Smiling Mind and Mood Mission make it clear that users shouldn’t consider app use as a cure for mental illness or a replacement for a regular therapy.

That’s why Mood Mission publishes the research they use to maintain the app, Bakker says. Bakker and Rickard want users to understand how the app works. They also let people know about strategies that aren’t working so well, aiming to improve in the app’s next update.

An App is Not a Person

Upon first opening the Mood Mission app, users see a screen that says, “Mood Mission is not a replacement for professional help.” And Bakker says no mental health app is.

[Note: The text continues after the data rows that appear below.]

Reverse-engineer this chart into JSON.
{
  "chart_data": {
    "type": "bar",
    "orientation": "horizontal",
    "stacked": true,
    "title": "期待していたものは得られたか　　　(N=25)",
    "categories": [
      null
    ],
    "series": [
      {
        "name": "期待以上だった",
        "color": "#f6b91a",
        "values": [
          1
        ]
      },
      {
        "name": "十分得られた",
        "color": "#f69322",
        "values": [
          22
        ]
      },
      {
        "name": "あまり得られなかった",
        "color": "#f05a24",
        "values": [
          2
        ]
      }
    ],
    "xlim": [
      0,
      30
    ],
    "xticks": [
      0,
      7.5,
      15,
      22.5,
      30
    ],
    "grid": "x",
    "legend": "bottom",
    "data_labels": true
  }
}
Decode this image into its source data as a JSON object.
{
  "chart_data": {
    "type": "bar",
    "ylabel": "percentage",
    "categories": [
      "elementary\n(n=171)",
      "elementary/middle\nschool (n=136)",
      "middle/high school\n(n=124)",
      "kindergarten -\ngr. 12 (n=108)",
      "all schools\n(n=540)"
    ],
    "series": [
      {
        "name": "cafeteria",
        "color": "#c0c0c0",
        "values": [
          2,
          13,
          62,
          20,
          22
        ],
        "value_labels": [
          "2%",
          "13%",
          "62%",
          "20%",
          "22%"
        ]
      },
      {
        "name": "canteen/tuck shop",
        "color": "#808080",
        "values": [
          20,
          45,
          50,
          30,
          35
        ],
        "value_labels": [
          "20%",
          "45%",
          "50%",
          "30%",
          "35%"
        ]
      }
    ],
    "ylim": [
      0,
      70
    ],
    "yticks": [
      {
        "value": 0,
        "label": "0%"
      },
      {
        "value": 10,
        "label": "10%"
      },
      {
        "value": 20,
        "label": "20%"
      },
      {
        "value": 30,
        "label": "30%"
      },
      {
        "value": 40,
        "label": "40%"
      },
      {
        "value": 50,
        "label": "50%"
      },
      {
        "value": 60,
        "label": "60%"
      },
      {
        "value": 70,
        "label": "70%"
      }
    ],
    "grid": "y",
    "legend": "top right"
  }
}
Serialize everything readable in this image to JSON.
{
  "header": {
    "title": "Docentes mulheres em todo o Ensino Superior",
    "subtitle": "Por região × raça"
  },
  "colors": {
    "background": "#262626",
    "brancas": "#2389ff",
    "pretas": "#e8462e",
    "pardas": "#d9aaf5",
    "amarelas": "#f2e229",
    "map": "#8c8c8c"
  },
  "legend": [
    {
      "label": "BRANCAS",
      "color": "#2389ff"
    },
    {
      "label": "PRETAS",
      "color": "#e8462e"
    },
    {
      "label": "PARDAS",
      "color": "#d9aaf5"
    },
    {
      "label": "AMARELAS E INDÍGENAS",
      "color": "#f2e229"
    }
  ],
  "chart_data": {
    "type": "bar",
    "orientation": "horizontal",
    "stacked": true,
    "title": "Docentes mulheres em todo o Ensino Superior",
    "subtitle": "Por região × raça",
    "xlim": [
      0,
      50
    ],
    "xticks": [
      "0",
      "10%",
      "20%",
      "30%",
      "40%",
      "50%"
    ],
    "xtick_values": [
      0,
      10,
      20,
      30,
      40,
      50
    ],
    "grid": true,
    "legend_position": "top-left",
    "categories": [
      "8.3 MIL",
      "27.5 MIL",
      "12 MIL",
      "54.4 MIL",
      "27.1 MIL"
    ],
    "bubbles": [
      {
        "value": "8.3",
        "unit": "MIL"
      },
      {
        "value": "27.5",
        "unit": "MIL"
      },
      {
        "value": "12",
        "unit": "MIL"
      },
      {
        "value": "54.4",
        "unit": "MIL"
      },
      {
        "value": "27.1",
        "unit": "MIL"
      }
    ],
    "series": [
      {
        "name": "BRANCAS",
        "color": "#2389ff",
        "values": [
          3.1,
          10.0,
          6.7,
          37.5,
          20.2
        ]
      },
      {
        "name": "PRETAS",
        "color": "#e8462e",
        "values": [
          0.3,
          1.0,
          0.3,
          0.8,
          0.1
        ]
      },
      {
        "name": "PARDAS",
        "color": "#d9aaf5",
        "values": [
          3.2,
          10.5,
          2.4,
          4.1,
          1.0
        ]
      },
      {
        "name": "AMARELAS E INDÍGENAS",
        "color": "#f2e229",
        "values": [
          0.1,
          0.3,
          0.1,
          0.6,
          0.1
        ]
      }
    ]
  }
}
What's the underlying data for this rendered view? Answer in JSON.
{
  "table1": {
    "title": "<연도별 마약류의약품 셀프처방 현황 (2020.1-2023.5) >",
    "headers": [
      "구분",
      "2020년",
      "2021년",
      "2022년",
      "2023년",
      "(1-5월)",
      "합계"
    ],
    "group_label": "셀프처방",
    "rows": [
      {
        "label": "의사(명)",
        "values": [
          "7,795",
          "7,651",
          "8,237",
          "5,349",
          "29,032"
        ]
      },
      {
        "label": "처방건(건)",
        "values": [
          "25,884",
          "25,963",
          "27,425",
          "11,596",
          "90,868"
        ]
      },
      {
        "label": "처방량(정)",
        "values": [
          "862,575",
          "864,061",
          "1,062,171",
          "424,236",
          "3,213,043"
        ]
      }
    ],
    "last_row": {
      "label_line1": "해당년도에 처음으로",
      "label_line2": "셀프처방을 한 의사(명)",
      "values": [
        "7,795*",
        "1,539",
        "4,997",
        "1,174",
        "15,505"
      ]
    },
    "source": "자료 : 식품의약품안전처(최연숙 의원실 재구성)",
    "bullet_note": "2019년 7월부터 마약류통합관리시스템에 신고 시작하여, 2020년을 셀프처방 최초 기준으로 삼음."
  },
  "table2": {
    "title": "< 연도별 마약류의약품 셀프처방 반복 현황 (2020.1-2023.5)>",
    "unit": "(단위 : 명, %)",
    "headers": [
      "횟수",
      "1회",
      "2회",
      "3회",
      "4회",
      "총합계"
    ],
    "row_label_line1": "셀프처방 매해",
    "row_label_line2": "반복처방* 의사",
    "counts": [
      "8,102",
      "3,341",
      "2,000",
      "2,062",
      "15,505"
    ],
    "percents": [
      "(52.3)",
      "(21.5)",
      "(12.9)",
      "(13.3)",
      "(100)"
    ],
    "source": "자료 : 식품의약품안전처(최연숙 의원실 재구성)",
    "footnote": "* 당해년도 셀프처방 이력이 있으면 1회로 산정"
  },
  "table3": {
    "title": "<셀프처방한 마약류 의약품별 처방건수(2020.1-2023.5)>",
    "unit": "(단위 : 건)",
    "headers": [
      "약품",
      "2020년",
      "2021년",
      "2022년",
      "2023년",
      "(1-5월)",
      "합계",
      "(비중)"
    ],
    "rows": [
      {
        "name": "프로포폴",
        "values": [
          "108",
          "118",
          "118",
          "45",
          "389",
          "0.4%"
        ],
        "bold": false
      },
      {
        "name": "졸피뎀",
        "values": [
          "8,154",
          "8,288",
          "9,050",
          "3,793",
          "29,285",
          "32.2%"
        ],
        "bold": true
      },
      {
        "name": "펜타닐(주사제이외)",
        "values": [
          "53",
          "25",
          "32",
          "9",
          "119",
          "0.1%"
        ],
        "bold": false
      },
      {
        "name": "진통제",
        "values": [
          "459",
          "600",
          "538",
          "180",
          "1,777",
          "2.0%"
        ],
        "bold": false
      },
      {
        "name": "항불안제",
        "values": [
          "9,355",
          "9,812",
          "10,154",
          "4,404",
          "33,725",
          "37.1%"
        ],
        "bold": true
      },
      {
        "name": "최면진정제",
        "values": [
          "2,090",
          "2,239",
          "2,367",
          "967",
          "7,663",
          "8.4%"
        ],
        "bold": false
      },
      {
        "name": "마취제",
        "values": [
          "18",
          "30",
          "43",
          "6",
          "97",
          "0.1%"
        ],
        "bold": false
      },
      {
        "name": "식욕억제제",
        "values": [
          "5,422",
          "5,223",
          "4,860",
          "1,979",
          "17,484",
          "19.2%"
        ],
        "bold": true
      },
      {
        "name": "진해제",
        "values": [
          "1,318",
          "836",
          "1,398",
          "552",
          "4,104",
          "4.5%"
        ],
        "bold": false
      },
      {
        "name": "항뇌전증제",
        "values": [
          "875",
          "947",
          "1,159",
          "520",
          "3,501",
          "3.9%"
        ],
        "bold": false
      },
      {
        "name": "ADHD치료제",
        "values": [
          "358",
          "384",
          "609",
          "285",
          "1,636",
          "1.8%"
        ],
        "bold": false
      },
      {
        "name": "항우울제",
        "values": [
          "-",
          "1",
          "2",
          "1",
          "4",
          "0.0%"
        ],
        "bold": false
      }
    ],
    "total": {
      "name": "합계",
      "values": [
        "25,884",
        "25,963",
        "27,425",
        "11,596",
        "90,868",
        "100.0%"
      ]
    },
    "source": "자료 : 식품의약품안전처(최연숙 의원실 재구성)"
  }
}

Bakker believes the best treatment for people with mental health issues is in-person therapy. Apps are designed for a broader audience than just people with mental illnesses, so this form of treatment probably wouldn’t be specific enough to help most people with disorders like depression and anxiety.

While Amanda loves that Smiling Mind is in-the-moment, the mood-lifting strategies don’t fully relieve her anxiety. She says it can’t replace the face-to-face interaction of visiting a therapist, which she does twice a month. But she usually keeps quiet about her treatment—she wants to avoid the negative stigmas sometimes associated with needing therapy.

Those stigmas cause some other people who need therapy to neglect seeking help altogether. Nearly two in three people who have been diagnosed with a mental health disorder don’t seek treatment, according to the World Health Organization. Bakker believes that if mental health apps can reach those who aren’t getting help, their goal is accomplished.

For Amanda, it’s just another way to stay mindful of her mental and emotional health.